At a cost of $4 billion, employers who hire an unemployed person will receive a $200 weekly wage subsidy if that person is aged between 16 and 29, and $100 if the person is aged 30 to 35.

“These tax cuts are estimated to increase GDP by $3.5 billion in 2020-21 and $9 billion in 2021-22, while creating an additional 50,000 jobs by the end of 2021-22,” the budget papers say.

If the overall 950,000 new job target is realised, that will be about 400,000 more in employment than the 458,000 still out of work due to the pandemic-induced recession.

“It’s all about jobs. It’s all about helping those who are out of work get into work and those who are in a job, stay in a job,” Mr Frydenberg said..

In order to help drive the $1.5 billion plan announced last week to promote manufacturing in six chosen sectors, the government has also backed down on plans to cut the Research and Development tax concession by $1.8 billion.

A $4 million cap imposed on businesses with turnovers under $20 million has been scrapped for a less onerous provision, and the “intensity” test applied to bigger companies has been refined so it is more generous.
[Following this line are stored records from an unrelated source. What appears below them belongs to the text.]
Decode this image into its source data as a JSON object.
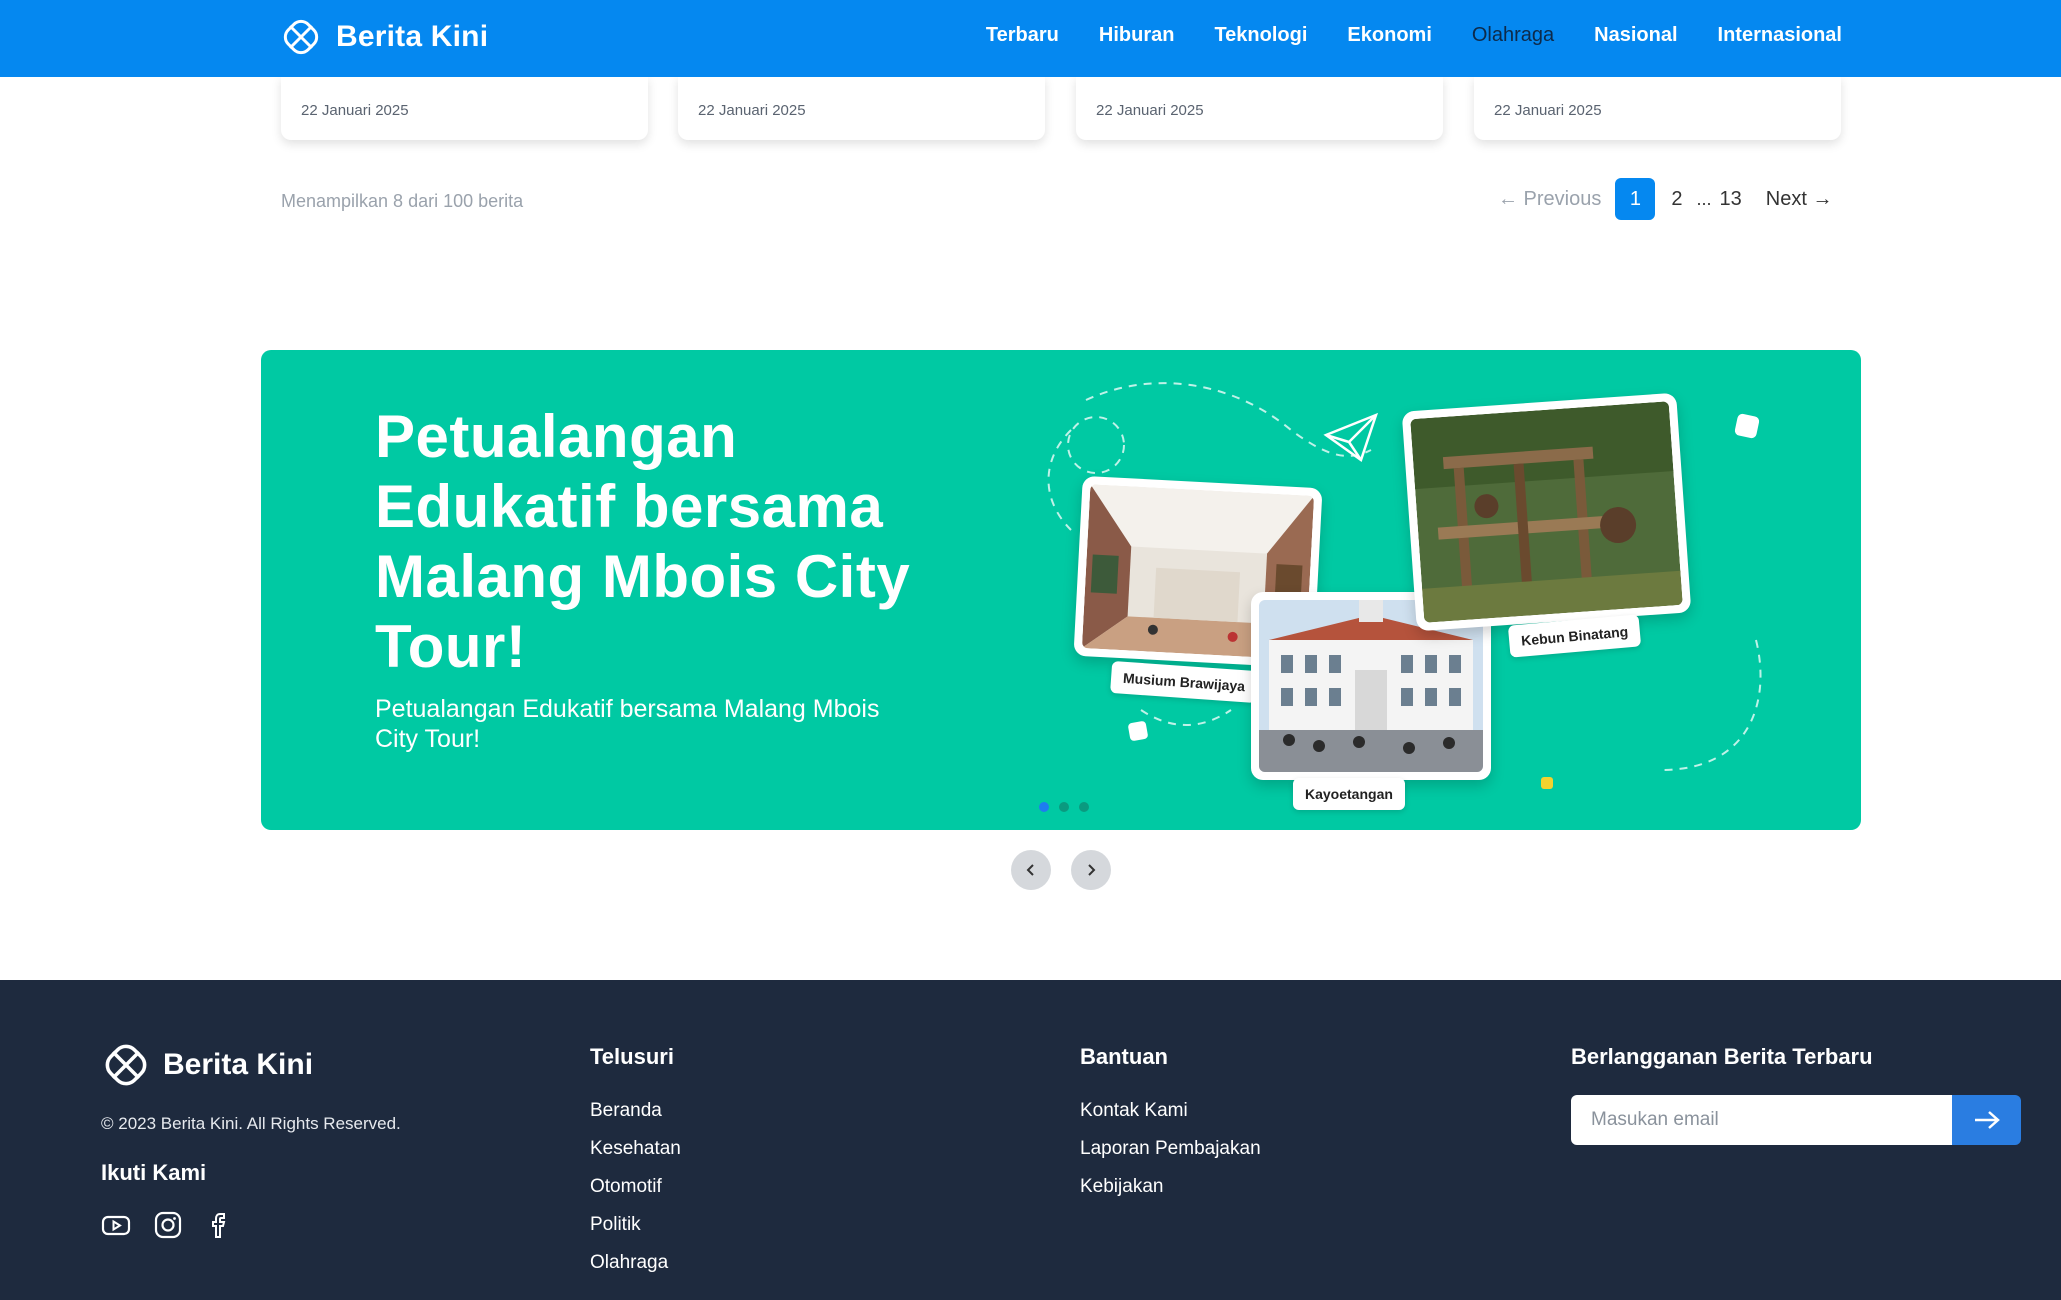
{
  "navbar": {
    "brand": "Berita Kini",
    "links": [
      "Terbaru",
      "Hiburan",
      "Teknologi",
      "Ekonomi",
      "Olahraga",
      "Nasional",
      "Internasional"
    ],
    "active_link": "Olahraga"
  },
  "cards": [
    {
      "date": "22 Januari 2025"
    },
    {
      "date": "22 Januari 2025"
    },
    {
      "date": "22 Januari 2025"
    },
    {
      "date": "22 Januari 2025"
    }
  ],
  "pagination": {
    "info": "Menampilkan 8 dari 100 berita",
    "prev": "← Previous",
    "current": "1",
    "second": "2",
    "dots": "...",
    "last": "13",
    "next": "Next →"
  },
  "banner": {
    "title": "Petualangan Edukatif bersama Malang Mbois City Tour!",
    "subtitle": "Petualangan Edukatif bersama Malang Mbois City Tour!",
    "photo_labels": [
      "Musium Brawijaya",
      "Kayoetangan",
      "Kebun Binatang"
    ],
    "slide_count": 3,
    "active_slide": 0
  },
  "footer": {
    "brand": "Berita Kini",
    "copyright": "© 2023 Berita Kini. All Rights Reserved.",
    "follow_title": "Ikuti Kami",
    "social_icons": [
      "youtube-icon",
      "instagram-icon",
      "facebook-icon"
    ],
    "explore": {
      "title": "Telusuri",
      "links": [
        "Beranda",
        "Kesehatan",
        "Otomotif",
        "Politik",
        "Olahraga"
      ]
    },
    "help": {
      "title": "Bantuan",
      "links": [
        "Kontak Kami",
        "Laporan Pembajakan",
        "Kebijakan"
      ]
    },
    "subscribe": {
      "title": "Berlangganan Berita Terbaru",
      "placeholder": "Masukan email"
    }
  },
  "colors": {
    "primary": "#0588f0",
    "banner": "#00c9a3",
    "footer": "#1e2a3e"
  }
}
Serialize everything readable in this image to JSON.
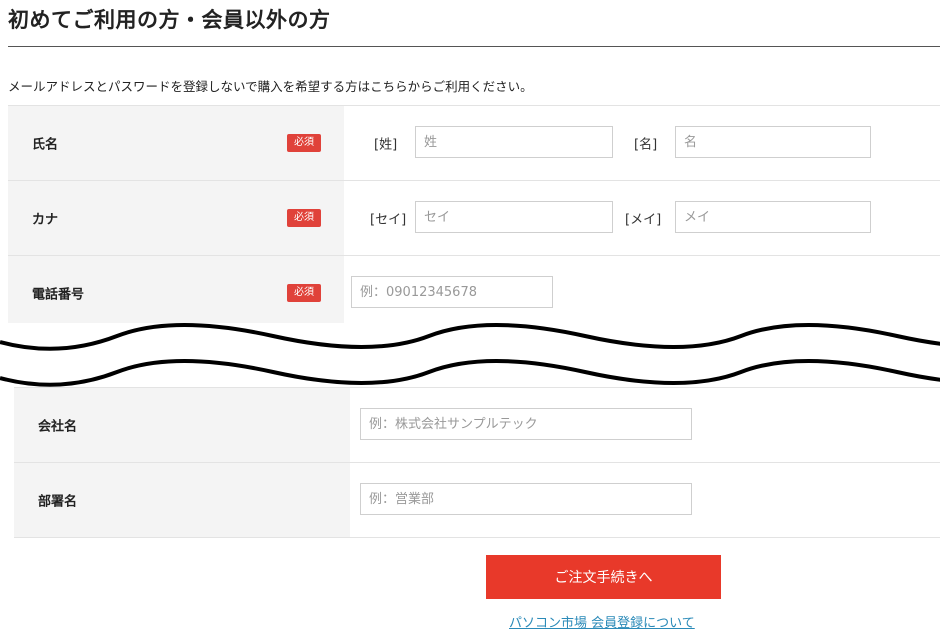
{
  "page": {
    "title": "初めてご利用の方・会員以外の方",
    "intro": "メールアドレスとパスワードを登録しないで購入を希望する方はこちらからご利用ください。"
  },
  "form": {
    "required_label": "必須",
    "name": {
      "label": "氏名",
      "sei_label": "[姓]",
      "sei_placeholder": "姓",
      "mei_label": "[名]",
      "mei_placeholder": "名"
    },
    "kana": {
      "label": "カナ",
      "sei_label": "[セイ]",
      "sei_placeholder": "セイ",
      "mei_label": "[メイ]",
      "mei_placeholder": "メイ"
    },
    "phone": {
      "label": "電話番号",
      "placeholder": "例：09012345678"
    },
    "company": {
      "label": "会社名",
      "placeholder": "例：株式会社サンプルテック"
    },
    "department": {
      "label": "部署名",
      "placeholder": "例：営業部"
    }
  },
  "actions": {
    "submit_label": "ご注文手続きへ",
    "member_link": "パソコン市場 会員登録について"
  },
  "colors": {
    "accent": "#e8392a",
    "required_badge": "#e0423a",
    "link": "#2a8ab8"
  }
}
The $1.8 billion cut is now a $2 billion gesture of support.

To further help stimulate demand and help those on lower incomes, pensioners and other welfare recipients, who have already receive two separate payments of $750 each, at a cost of $9.8 billion, will receive two more payments of $250 each.

To be paid in December and March, the payments will cost $2.6 billion and be made to pensioners, veterans low income families and concession card holders.

Apart from the tax cuts and a $10 billion boost to the government’s existing $100 billion infrastructure plans, almost all the measures in the budget have a limited life span, enabling them to be turned off and for the deficit to be quickly reduced.

The government has also made a downpayment on what will a significant reform to the aged care sector when the Royal Commission hands down what is expected to be a critical report in February.

The budget allocated immediately $1.6 billion for another 23,000 home care packages

The government will not make a decision until closer to Christmas as to what level the dole will be into the new year. Bolstering the benefit by $550 a fortnight in response to the crisis cost the budget $12.3 billion to the end of September, less than the $14 billion estimated.

The supplement has since been cut to $250 a fortnight but an unemployed person can earn up to $300 a fortnight without affecting their payment.